New Delhi, June 2 (NationPress) Dairy enterprises in India are projected to witness a revenue increase of 11-13% during this fiscal year, surpassing the 10% growth recorded last fiscal. This surge is attributed to robust demand trends, a growing share of value-added products (VAP), and escalating retail milk prices, as indicated in a report released on Monday.
Additionally, profitability is expected to rise by 20-30 basis points (bps), supported by improved realizations, a healthy milk supply that keeps procurement prices stable, and a favorable shift towards VAP, which yields higher margins, according to the Crisil Ratings report.
To leverage this positive growth trajectory, companies are set to increase their capital expenditure (capex) by 10% this fiscal year.
A significant portion of this capex will focus on expanding capacities for VAP, a segment that continues to outpace the conventional liquid milk category.
Despite the increased capex, credit profiles are expected to remain stable due to enhanced cash flows and robust balance sheets.
“The VAP segment is anticipated to achieve a remarkable 16-18% growth this fiscal, fueled by evolving consumer preferences, heightened nutritional awareness, and a growing inclination towards protein-rich diets,” stated Shounak Chakravarty, Director at Crisil Ratings.
As a result, its contribution to the product mix is likely to rise to 45%, up from 40% a few years ago. In contrast, the growth of liquid milk is projected to remain steady at 10%. Overall, an improved product mix, healthy volumes, and increasing retail prices are expected to be the principal drivers of growth,” he added.
Supporting the dairy sector will be a favorable monsoon forecast, stable fodder prices, and an uptick in the use of artificial insemination to boost productivity, ensuring a steady supply of raw milk.

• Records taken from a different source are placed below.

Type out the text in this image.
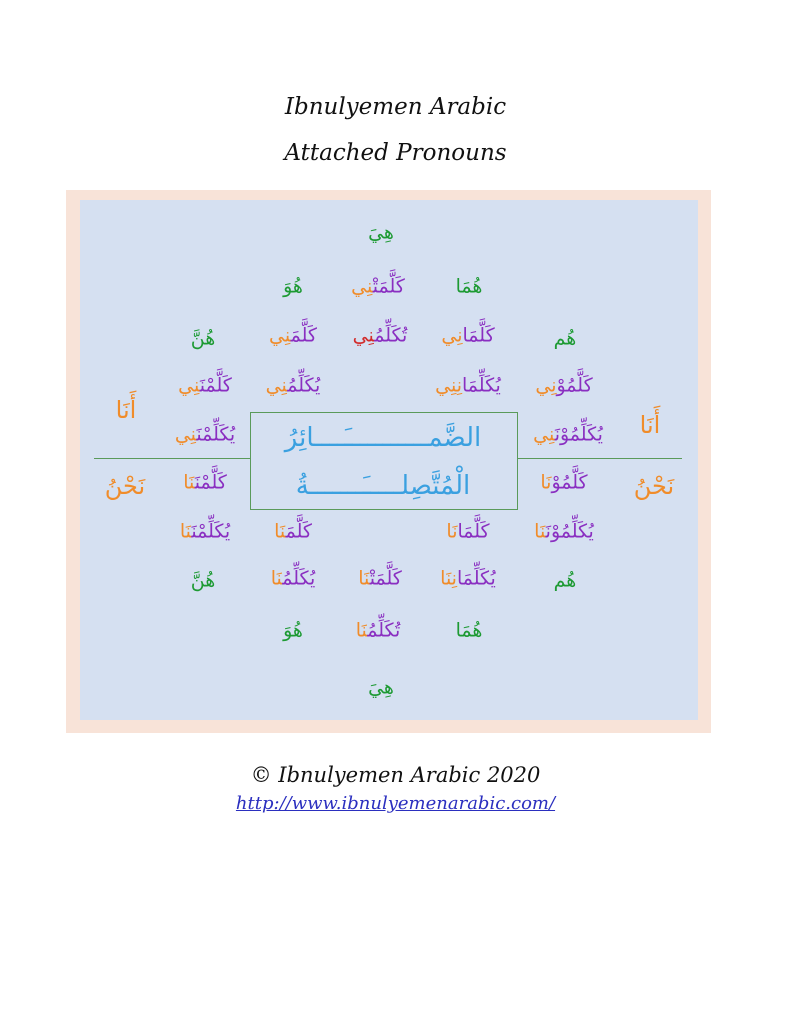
Ibnulyemen Arabic
Attached Pronouns
الضَّمـــــــــــَــــائِرُ
الْمُتَّصِلـــــَـــــــةُ
هِيَ
هُمَا
كَلَّمَتْنِي
هُوَ
هُم
كَلَّمَانِي
تُكَلِّمُنِي
كَلَّمَنِي
هُنَّ
كَلَّمُوْنِي
يُكَلِّمَانِنِي
يُكَلِّمُنِي
كَلَّمْنَنِي
أَنَا
يُكَلِّمُوْنَنِي
يُكَلِّمْنَنِي
أَنَا
نَحْنُ
كَلَّمُوْنَا
كَلَّمْنَنَا
نَحْنُ
يُكَلِّمُوْنَنَا
كَلَّمَانَا
كَلَّمَنَا
يُكَلِّمْنَنَا
هُم
يُكَلِّمَانِنَا
كَلَّمَتْنَا
يُكَلِّمُنَا
هُنَّ
هُمَا
تُكَلِّمُنَا
هُوَ
هِيَ
© Ibnulyemen Arabic 2020
http://www.ibnulyemenarabic.com/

This will help keep procurement price increases modest at 2-3% this fiscal.
Profitability will benefit from enhanced realizations and a slight rise in procurement prices, leading to a 20-30 bps improvement in operating margins, reaching 5.3% and bolstering overall cash generation.
The promising outlook and healthy demand-supply dynamics are already motivating dairies to escalate their capex initiatives.
“Dairy companies are expected to boost their capital expenditure by 10% this fiscal to Rs 3,400 crore. The VAP segment will represent over 60% of the total capex — a trend observed over the past three fiscal years — due to its higher growth potential,” said Rucha Narkar, Associate Director at Crisil Ratings.